A new study has suggested that switching from a high fat and sugar diet to a more balanced diet may help to reduce inflammation in skin and joints.
A new study, led by UC Davis Health researchers, has demonstrated that diets with high amounts of sugar and fat lead to an imbalance in the gut’s microbial culture and may contribute to inflammatory skin diseases such as psoriasis.
Published in the Journal of Investigative Dermatology, the study suggests that switching to a more balanced diet restores gut health and suppresses skin inflammation.
High sugar and fat diets
Food is one of the major modifiable factors regulating the gut microbiota, and eating a diet which is high in fat and sugar can cause rapid change to the gut’s microbial community and its functions. This disruption – known as dysbiosis – contributes to gut inflammation.
Since bacteria in the gut may play key roles in shaping inflammation, the researchers wanted to test whether intestinal dysbiosis affects skin and joint inflammation.

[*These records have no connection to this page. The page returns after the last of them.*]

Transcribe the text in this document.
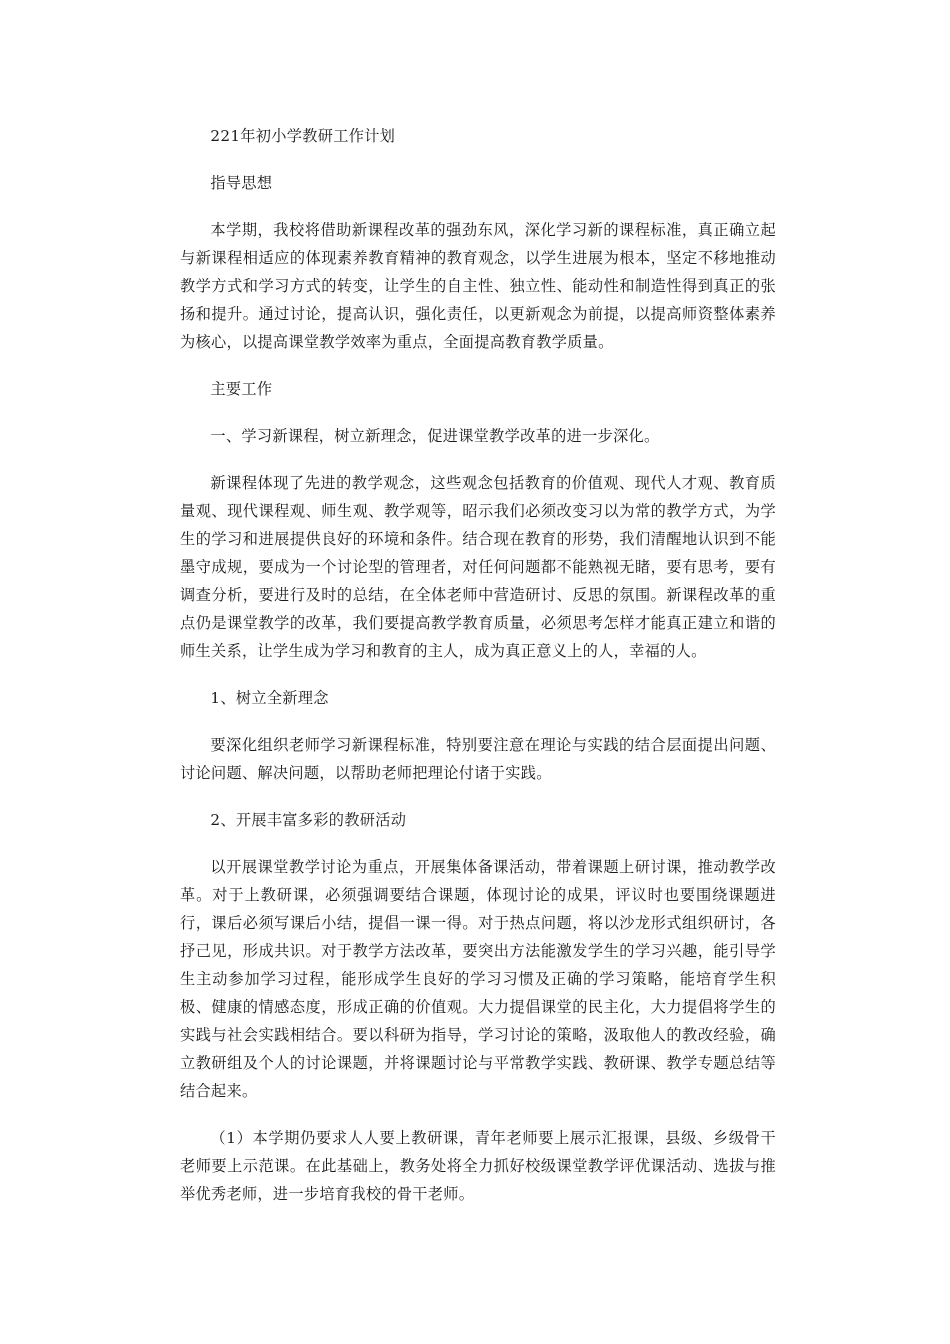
221年初小学教研工作计划

指导思想

本学期，我校将借助新课程改革的强劲东风，深化学习新的课程标准，真正确立起与新课程相适应的体现素养教育精神的教育观念，以学生进展为根本，坚定不移地推动教学方式和学习方式的转变，让学生的自主性、独立性、能动性和制造性得到真正的张扬和提升。通过讨论，提高认识，强化责任，以更新观念为前提，以提高师资整体素养为核心，以提高课堂教学效率为重点，全面提高教育教学质量。

主要工作

一、学习新课程，树立新理念，促进课堂教学改革的进一步深化。

新课程体现了先进的教学观念，这些观念包括教育的价值观、现代人才观、教育质量观、现代课程观、师生观、教学观等，昭示我们必须改变习以为常的教学方式，为学生的学习和进展提供良好的环境和条件。结合现在教育的形势，我们清醒地认识到不能墨守成规，要成为一个讨论型的管理者，对任何问题都不能熟视无睹，要有思考，要有调查分析，要进行及时的总结，在全体老师中营造研讨、反思的氛围。新课程改革的重点仍是课堂教学的改革，我们要提高教学教育质量，必须思考怎样才能真正建立和谐的师生关系，让学生成为学习和教育的主人，成为真正意义上的人，幸福的人。

1、树立全新理念

要深化组织老师学习新课程标准，特别要注意在理论与实践的结合层面提出问题、讨论问题、解决问题，以帮助老师把理论付诸于实践。

2、开展丰富多彩的教研活动

以开展课堂教学讨论为重点，开展集体备课活动，带着课题上研讨课，推动教学改革。对于上教研课，必须强调要结合课题，体现讨论的成果，评议时也要围绕课题进行，课后必须写课后小结，提倡一课一得。对于热点问题，将以沙龙形式组织研讨，各抒己见，形成共识。对于教学方法改革，要突出方法能激发学生的学习兴趣，能引导学生主动参加学习过程，能形成学生良好的学习习惯及正确的学习策略，能培育学生积极、健康的情感态度，形成正确的价值观。大力提倡课堂的民主化，大力提倡将学生的实践与社会实践相结合。要以科研为指导，学习讨论的策略，汲取他人的教改经验，确立教研组及个人的讨论课题，并将课题讨论与平常教学实践、教研课、教学专题总结等结合起来。

（1）本学期仍要求人人要上教研课，青年老师要上展示汇报课，县级、乡级骨干老师要上示范课。在此基础上，教务处将全力抓好校级课堂教学评优课活动、选拔与推举优秀老师，进一步培育我校的骨干老师。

Sam T. Hwang, Professor and Chair of Dermatology at UC Davis Health and senior author on the study, said: “Earlier studies have shown that Western diet, characterised by its high sugar and fat content, can lead to significant skin inflammation and psoriasis flares. Despite having powerful anti-inflammatory drugs for the skin condition, our study indicates that simple changes in diet may also have significant effects on psoriasis.”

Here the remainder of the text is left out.